Muitas vezes a falta de distanciamento histórico não nos permite analisar os eventos como eles de fato ocorrem. Agora, no entanto, está mais do que nítido para mim que os dois últimos anos representam, para a contemporaneidade, aquilo que a década de 1920 representou para o século passado. E não, não estou falando da revolução tecnológica que permitiu o surgimento do cinema falado. Refiro-me à ascensão do nazifascismo na Europa. Em 2015, sob os efeitos do terrorismo global e de uma crise financeira tão avassaladora quanto a de 1929, inaugurou-se uma nova era de influência das ideias de extrema-direita sobre uma série de países, sobretudo aqueles cujas instituições políticas passam por uma acentuada crise de representatividade.

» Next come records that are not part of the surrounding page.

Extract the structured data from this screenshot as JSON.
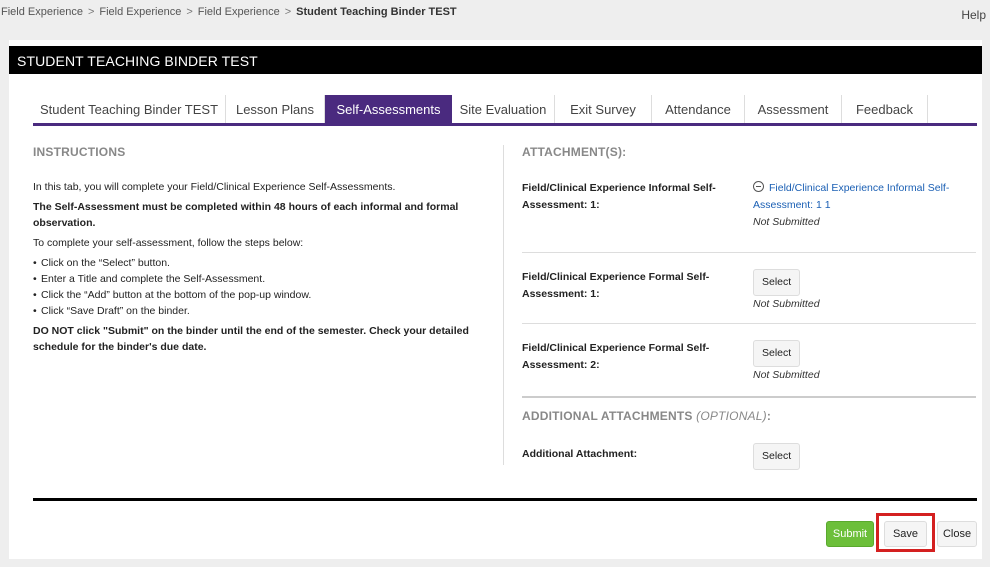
{
  "breadcrumb": {
    "items": [
      "Field Experience",
      "Field Experience",
      "Field Experience"
    ],
    "separator": ">",
    "current": "Student Teaching Binder TEST"
  },
  "help_label": "Help",
  "title": "STUDENT TEACHING BINDER TEST",
  "tabs": [
    {
      "label": "Student Teaching Binder TEST",
      "active": false
    },
    {
      "label": "Lesson Plans",
      "active": false
    },
    {
      "label": "Self-Assessments",
      "active": true
    },
    {
      "label": "Site Evaluation",
      "active": false
    },
    {
      "label": "Exit Survey",
      "active": false
    },
    {
      "label": "Attendance",
      "active": false
    },
    {
      "label": "Assessment",
      "active": false
    },
    {
      "label": "Feedback",
      "active": false
    }
  ],
  "instructions": {
    "heading": "INSTRUCTIONS",
    "intro": "In this tab, you will complete your Field/Clinical Experience Self-Assessments.",
    "deadline": "The Self-Assessment must be completed within 48 hours of each informal and formal observation.",
    "steps_intro": "To complete your self-assessment, follow the steps below:",
    "steps": [
      "Click on the “Select” button.",
      "Enter a Title and complete the Self-Assessment.",
      "Click the “Add” button at the bottom of the pop-up window.",
      "Click “Save Draft” on the binder."
    ],
    "warning": "DO NOT click \"Submit\" on the binder until the end of the semester. Check your detailed schedule for the binder's due date."
  },
  "attachments": {
    "heading": "ATTACHMENT(S):",
    "items": [
      {
        "label": "Field/Clinical Experience Informal Self-Assessment: 1:",
        "link": "Field/Clinical Experience Informal Self-Assessment: 1 1",
        "status": "Not Submitted"
      },
      {
        "label": "Field/Clinical Experience Formal Self-Assessment: 1:",
        "button": "Select",
        "status": "Not Submitted"
      },
      {
        "label": "Field/Clinical Experience Formal Self-Assessment: 2:",
        "button": "Select",
        "status": "Not Submitted"
      }
    ],
    "additional_heading": "ADDITIONAL ATTACHMENTS",
    "additional_optional": "(OPTIONAL)",
    "additional_colon": ":",
    "additional_label": "Additional Attachment:",
    "additional_button": "Select"
  },
  "footer": {
    "submit": "Submit",
    "save": "Save",
    "close": "Close"
  },
  "colors": {
    "tab_active": "#4a2a7f",
    "submit": "#6cbf3a",
    "link": "#1a5fb4",
    "highlight": "#d42020"
  },
  "icons": {
    "remove_attachment": "minus-circle-icon"
  }
}
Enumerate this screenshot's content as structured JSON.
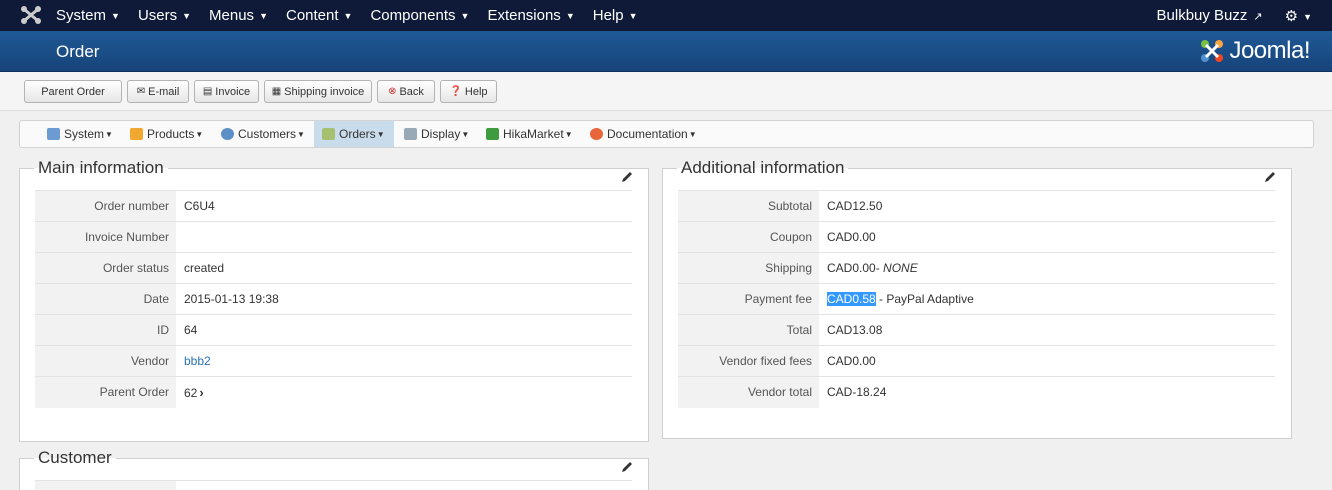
{
  "topbar": {
    "menus": [
      "System",
      "Users",
      "Menus",
      "Content",
      "Components",
      "Extensions",
      "Help"
    ],
    "site_name": "Bulkbuy Buzz"
  },
  "header": {
    "title": "Order",
    "brand": "Joomla!"
  },
  "toolbar": {
    "parent_order": "Parent Order",
    "email": "E-mail",
    "invoice": "Invoice",
    "shipping_invoice": "Shipping invoice",
    "back": "Back",
    "help": "Help"
  },
  "submenu": {
    "system": "System",
    "products": "Products",
    "customers": "Customers",
    "orders": "Orders",
    "display": "Display",
    "hikamarket": "HikaMarket",
    "documentation": "Documentation"
  },
  "main_info": {
    "legend": "Main information",
    "rows": [
      {
        "label": "Order number",
        "value": "C6U4"
      },
      {
        "label": "Invoice Number",
        "value": ""
      },
      {
        "label": "Order status",
        "value": "created"
      },
      {
        "label": "Date",
        "value": "2015-01-13 19:38"
      },
      {
        "label": "ID",
        "value": "64"
      },
      {
        "label": "Vendor",
        "value": "bbb2"
      },
      {
        "label": "Parent Order",
        "value": "62"
      }
    ]
  },
  "additional_info": {
    "legend": "Additional information",
    "rows": [
      {
        "label": "Subtotal",
        "value": "CAD12.50"
      },
      {
        "label": "Coupon",
        "value": "CAD0.00"
      },
      {
        "label": "Shipping",
        "value": "CAD0.00",
        "suffix": "- ",
        "suffix_em": "NONE"
      },
      {
        "label": "Payment fee",
        "value": "CAD0.58",
        "suffix": " - PayPal Adaptive"
      },
      {
        "label": "Total",
        "value": "CAD13.08"
      },
      {
        "label": "Vendor fixed fees",
        "value": "CAD0.00"
      },
      {
        "label": "Vendor total",
        "value": "CAD-18.24"
      }
    ]
  },
  "customer": {
    "legend": "Customer"
  },
  "colors": {
    "topbar": "#0e1a38",
    "header": "#1c4f8a",
    "link": "#2a72b5",
    "selection": "#3399ff"
  }
}
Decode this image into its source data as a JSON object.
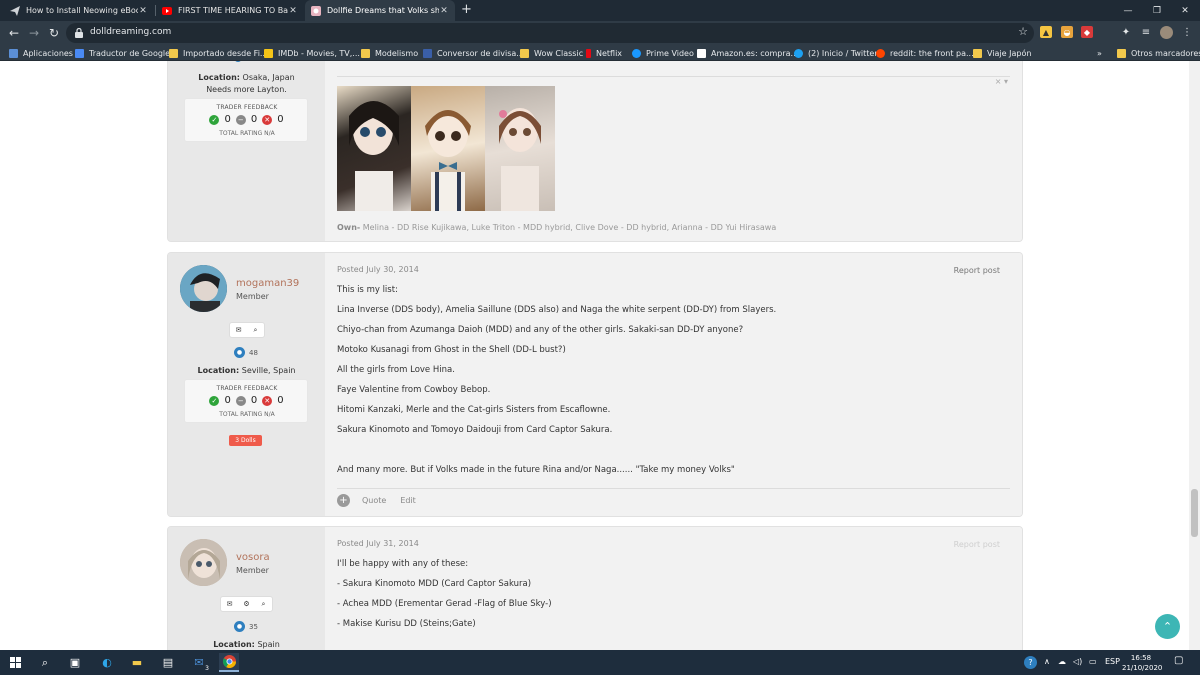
{
  "browser": {
    "tabs": [
      {
        "label": "How to Install Neowing eBook Re",
        "icon": "paper-plane-icon"
      },
      {
        "label": "FIRST TIME HEARING TO Baby M",
        "icon": "youtube-icon"
      },
      {
        "label": "Dollfie Dreams that Volks should",
        "icon": "dolldreaming-icon"
      }
    ],
    "new_tab": "+",
    "url": "dolldreaming.com",
    "bookmarks": [
      {
        "label": "Aplicaciones"
      },
      {
        "label": "Traductor de Google"
      },
      {
        "label": "Importado desde Fi..."
      },
      {
        "label": "IMDb - Movies, TV,..."
      },
      {
        "label": "Modelismo"
      },
      {
        "label": "Conversor de divisa..."
      },
      {
        "label": "Wow Classic"
      },
      {
        "label": "Netflix"
      },
      {
        "label": "Prime Video"
      },
      {
        "label": "Amazon.es: compra..."
      },
      {
        "label": "(2) Inicio / Twitter"
      },
      {
        "label": "reddit: the front pa..."
      },
      {
        "label": "Viaje Japón"
      },
      {
        "label": "Otros marcadores"
      }
    ],
    "more_bookmarks": "»"
  },
  "post1": {
    "location_label": "Location:",
    "location": "Osaka, Japan",
    "custom_line": "Needs more Layton.",
    "feedback_title": "TRADER FEEDBACK",
    "positive": "0",
    "neutral": "0",
    "negative": "0",
    "total": "TOTAL RATING N/A",
    "sig_close": "× ▾",
    "signature_lead": "Own-",
    "signature": " Melina - DD Rise Kujikawa, Luke Triton - MDD hybrid, Clive Dove - DD hybrid, Arianna - DD Yui Hirasawa"
  },
  "post2": {
    "username": "mogaman39",
    "user_title": "Member",
    "message_count": "48",
    "location_label": "Location:",
    "location": "Seville, Spain",
    "feedback_title": "TRADER FEEDBACK",
    "positive": "0",
    "neutral": "0",
    "negative": "0",
    "total": "TOTAL RATING N/A",
    "dolls_badge": "3 Dolls",
    "posted": "Posted July 30, 2014",
    "report": "Report post",
    "lines": [
      "This is my list:",
      "Lina Inverse (DDS body), Amelia Saillune (DDS also) and Naga the white serpent (DD-DY) from Slayers.",
      "Chiyo-chan from Azumanga Daioh (MDD) and any of the other girls. Sakaki-san DD-DY anyone?",
      "Motoko Kusanagi from Ghost in the Shell (DD-L bust?)",
      "All the girls from Love Hina.",
      "Faye Valentine from Cowboy Bebop.",
      "Hitomi Kanzaki, Merle and the Cat-girls Sisters from Escaflowne.",
      "Sakura Kinomoto and Tomoyo Daidouji from Card Captor Sakura.",
      "And many more. But if Volks made in the future Rina and/or Naga...... \"Take my money Volks\""
    ],
    "quote": "Quote",
    "edit": "Edit"
  },
  "post3": {
    "username": "vosora",
    "user_title": "Member",
    "message_count": "35",
    "location_label": "Location:",
    "location": "Spain",
    "posted": "Posted July 31, 2014",
    "report": "Report post",
    "lines": [
      "I'll be happy with any of these:",
      "- Sakura Kinomoto MDD (Card Captor Sakura)",
      "- Achea MDD (Erementar Gerad -Flag of Blue Sky-)",
      "- Makise Kurisu DD (Steins;Gate)"
    ]
  },
  "taskbar": {
    "language": "ESP",
    "time": "16:58",
    "date": "21/10/2020",
    "mail_badge": "3"
  },
  "colors": {
    "username": "#b2735b",
    "badge": "#ef5b4b",
    "fab": "#3db6b5",
    "message_bubble": "#2e7fbf"
  }
}
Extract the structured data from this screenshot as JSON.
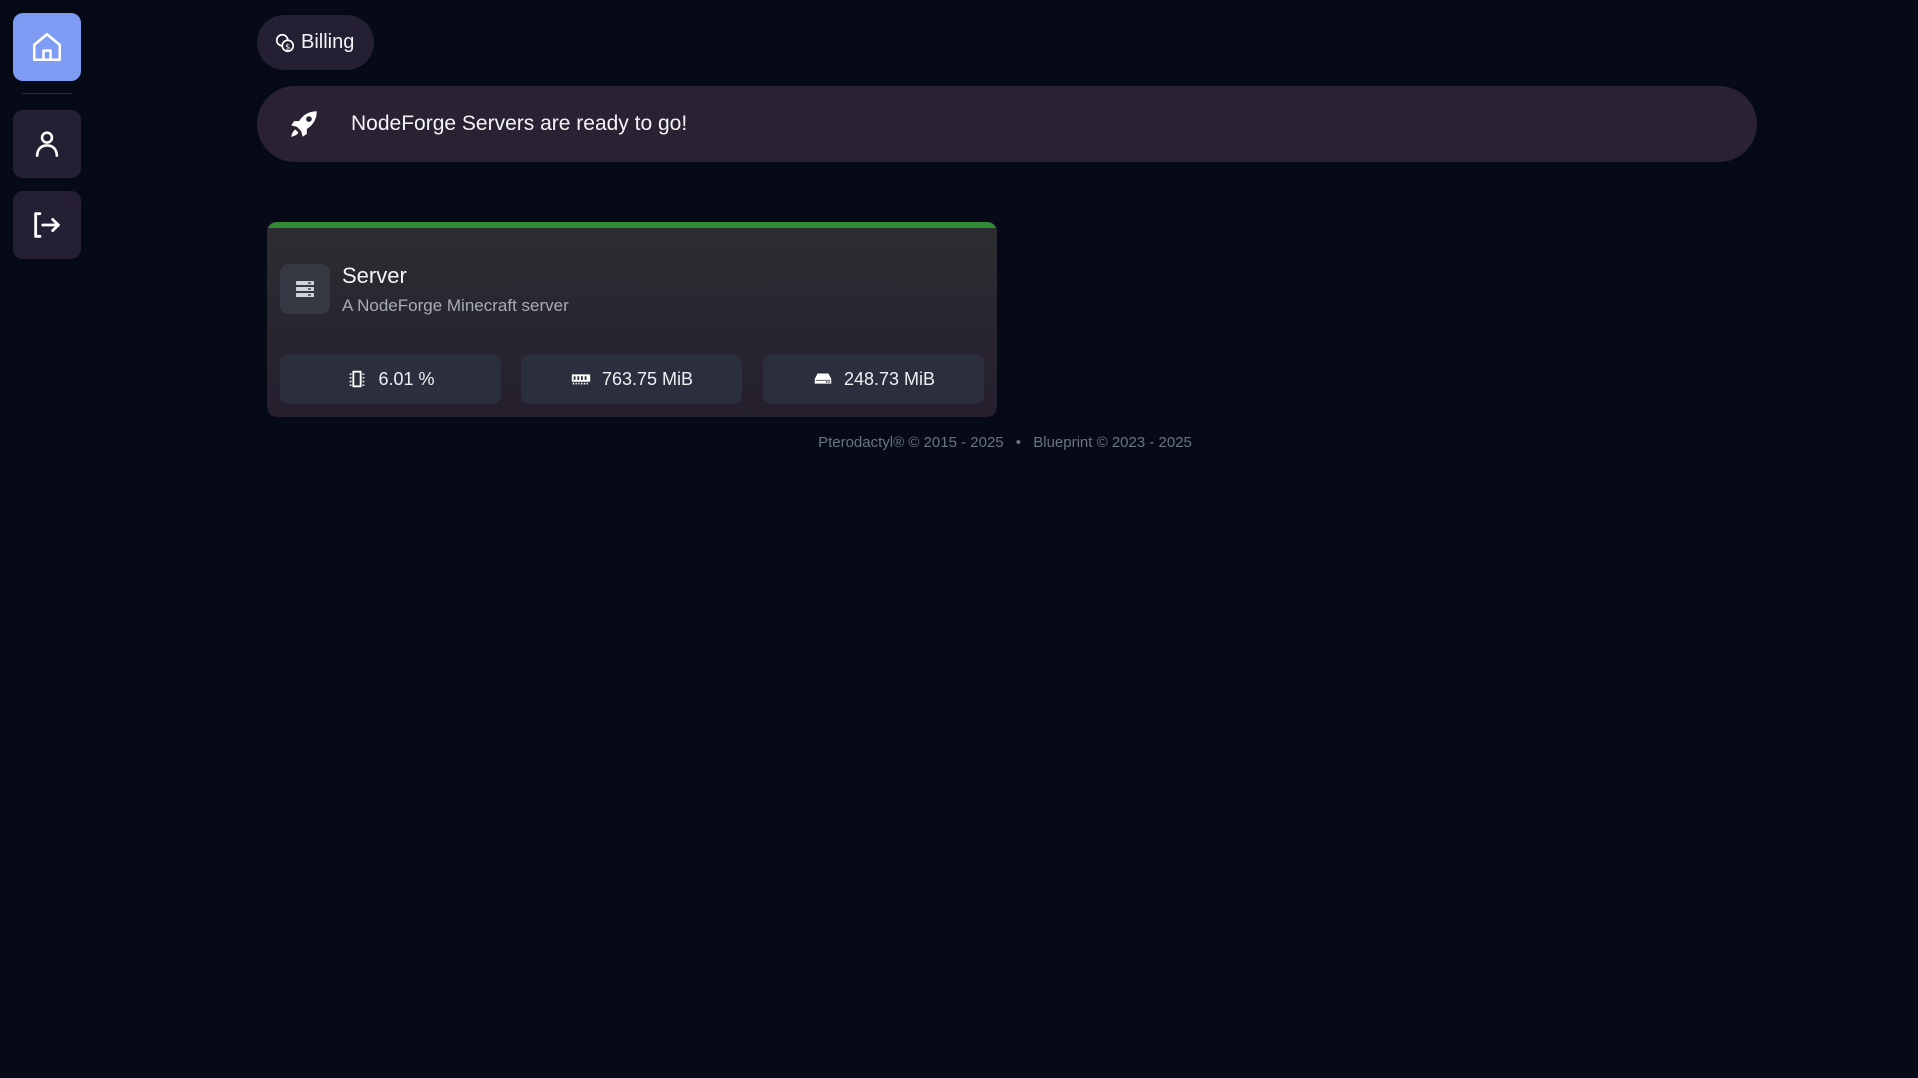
{
  "sidebar": {
    "items": [
      {
        "name": "home",
        "icon": "home-icon",
        "active": true
      },
      {
        "name": "account",
        "icon": "user-icon",
        "active": false
      },
      {
        "name": "logout",
        "icon": "logout-icon",
        "active": false
      }
    ]
  },
  "billing": {
    "label": "Billing",
    "icon": "coins-icon"
  },
  "banner": {
    "text": "NodeForge Servers are ready to go!",
    "icon": "rocket-icon"
  },
  "server_card": {
    "name": "Server",
    "description": "A NodeForge Minecraft server",
    "status_color": "#2f8a34",
    "stats": {
      "cpu": "6.01 %",
      "memory": "763.75 MiB",
      "disk": "248.73 MiB"
    }
  },
  "footer": {
    "pterodactyl": "Pterodactyl® © 2015 - 2025",
    "separator": "•",
    "blueprint": "Blueprint © 2023 - 2025"
  },
  "colors": {
    "background": "#060a17",
    "accent": "#7f9cf5",
    "panel": "#241f33",
    "status_running": "#2f8a34"
  }
}
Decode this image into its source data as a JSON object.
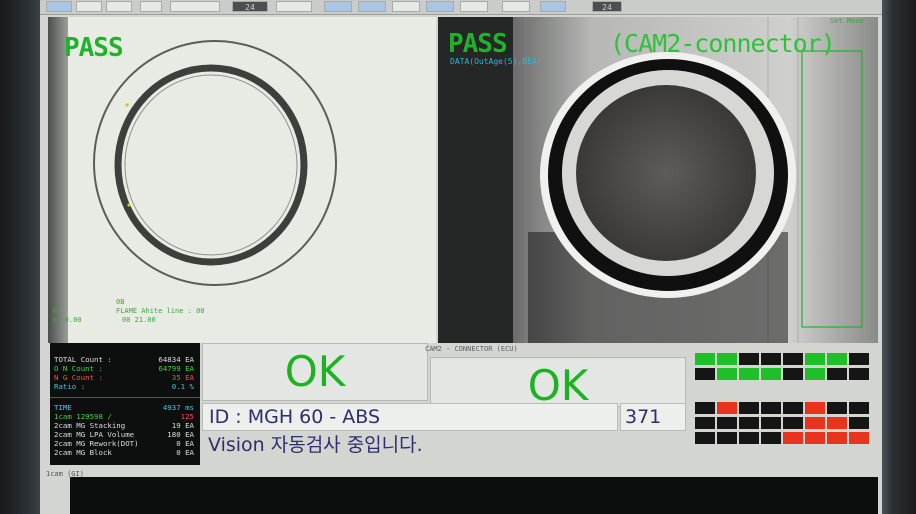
{
  "toolbar": {
    "buttons": [
      "",
      "",
      "",
      "",
      "",
      "24",
      "",
      "",
      "",
      "",
      "",
      "",
      "",
      "",
      "24"
    ]
  },
  "cam1": {
    "status": "PASS",
    "small_top": "0B",
    "small_left_1": "00",
    "small_left_2": "00 0.00",
    "small_mid_1": "FLAME Ahite line : 00",
    "small_mid_2": "00 21.00"
  },
  "cam2": {
    "status": "PASS",
    "title": "(CAM2-connector)",
    "sub": "DATA(OutAge(5),BEA)",
    "corner": "Set Move",
    "label": "CAM2 - CONNECTOR (ECU)"
  },
  "stats": {
    "rows": [
      {
        "label": "TOTAL    Count :",
        "value": "64834 EA",
        "color": "white"
      },
      {
        "label": "O    N   Count :",
        "value": "64799 EA",
        "color": "green"
      },
      {
        "label": "N    G   Count :",
        "value": "35 EA",
        "color": "red"
      },
      {
        "label": "Ratio          :",
        "value": "0.1  %",
        "color": "cyan"
      },
      {
        "label": "TIME",
        "value": "4937 ms",
        "color": "cyan"
      },
      {
        "label": "1cam   129598 /",
        "value": "125",
        "color": "mixed"
      },
      {
        "label": "2cam MG Stacking",
        "value": "19 EA",
        "color": "white"
      },
      {
        "label": "2cam MG LPA Volume",
        "value": "180 EA",
        "color": "white"
      },
      {
        "label": "2cam MG Rework(DOT)",
        "value": "0 EA",
        "color": "white"
      },
      {
        "label": "2cam MG Block",
        "value": "0 EA",
        "color": "white"
      }
    ]
  },
  "result": {
    "ok1": "OK",
    "ok2": "OK",
    "id_text": "ID : MGH 60  - ABS",
    "count": "371",
    "message": "Vision 자동검사 중입니다."
  },
  "log": {
    "label": "1cam\n(GI)"
  },
  "colors": {
    "ok_green": "#1bb31f",
    "pass_green": "#21b22b",
    "cell_green": "#1fbf2a",
    "cell_red": "#e8341c",
    "cell_black": "#151515"
  },
  "grid_top": [
    [
      "g",
      "g",
      "k",
      "k",
      "k",
      "g",
      "g",
      "k"
    ],
    [
      "k",
      "g",
      "g",
      "g",
      "k",
      "g",
      "k",
      "k"
    ]
  ],
  "grid_bottom": [
    [
      "k",
      "r",
      "k",
      "k",
      "k",
      "r",
      "k",
      "k"
    ],
    [
      "k",
      "k",
      "k",
      "k",
      "k",
      "r",
      "r",
      "k"
    ],
    [
      "k",
      "k",
      "k",
      "k",
      "r",
      "r",
      "r",
      "r"
    ]
  ]
}
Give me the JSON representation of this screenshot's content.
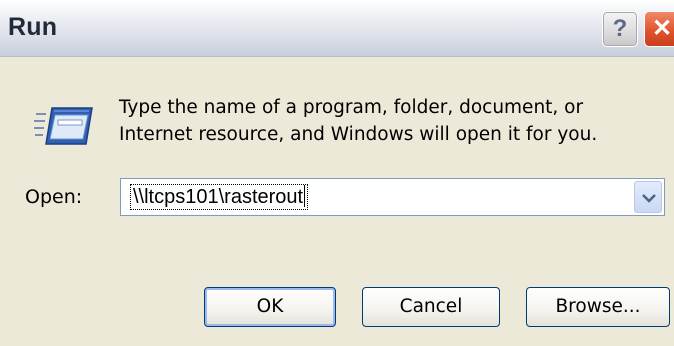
{
  "window": {
    "title": "Run",
    "help_glyph": "?",
    "close_glyph": "✕"
  },
  "icon": {
    "name": "run-program-icon"
  },
  "description": {
    "line1": "Type the name of a program, folder, document, or",
    "line2": "Internet resource, and Windows will open it for you."
  },
  "open": {
    "label": "Open:",
    "value": "\\\\ltcps101\\rasterout"
  },
  "buttons": {
    "ok": "OK",
    "cancel": "Cancel",
    "browse": "Browse..."
  },
  "colors": {
    "dialog_bg": "#ece9d8",
    "close_button": "#e0552e",
    "button_border": "#003c74",
    "focus_ring": "#9cb8ef"
  }
}
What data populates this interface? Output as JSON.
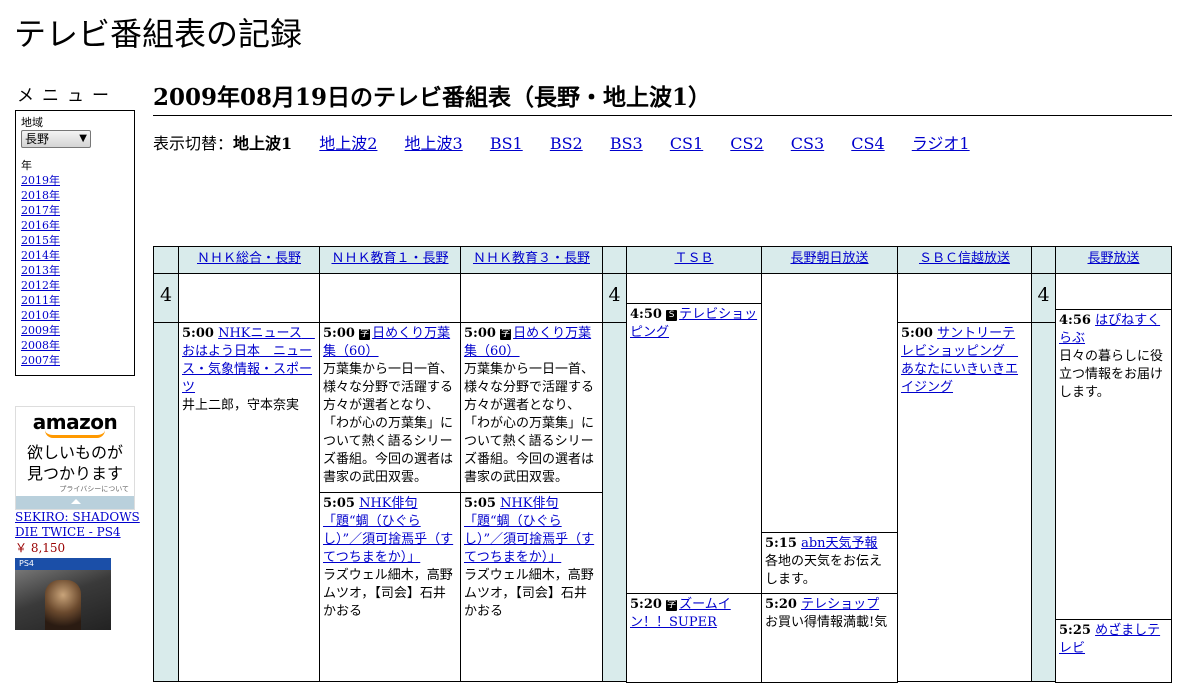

O primeiro exemplo que salta aos olhos é o da Alemanha, uma vez que foi este o país onde se originou o nazismo. Em meados de outubro de 2015 foi fundado, na cidade de Dresden, o grupo "Europeus Patriotas Contra a Islamização do Ocidente" (PEGIDA), que se opõe ao recebimento de refugiados sírios pela potência europeia. Atraiu 350 pessoas em sua primeira manifestação. Na semana posterior ao ataque terrorista à sede do jornal satírico francês Charlie Hebdo, entretanto, levou 250.000 pessoas às ruas da cidade. Nove em cada dez manifestantes do PEGIDA apoiam o partido de extrema-direita Alternativa para a Alemanha (AfD) que, desde então, tornou-se o terceiro maior nos parlamentos de dois estados e o segundo maior na casa legislativa de Saxônia-Anhalt.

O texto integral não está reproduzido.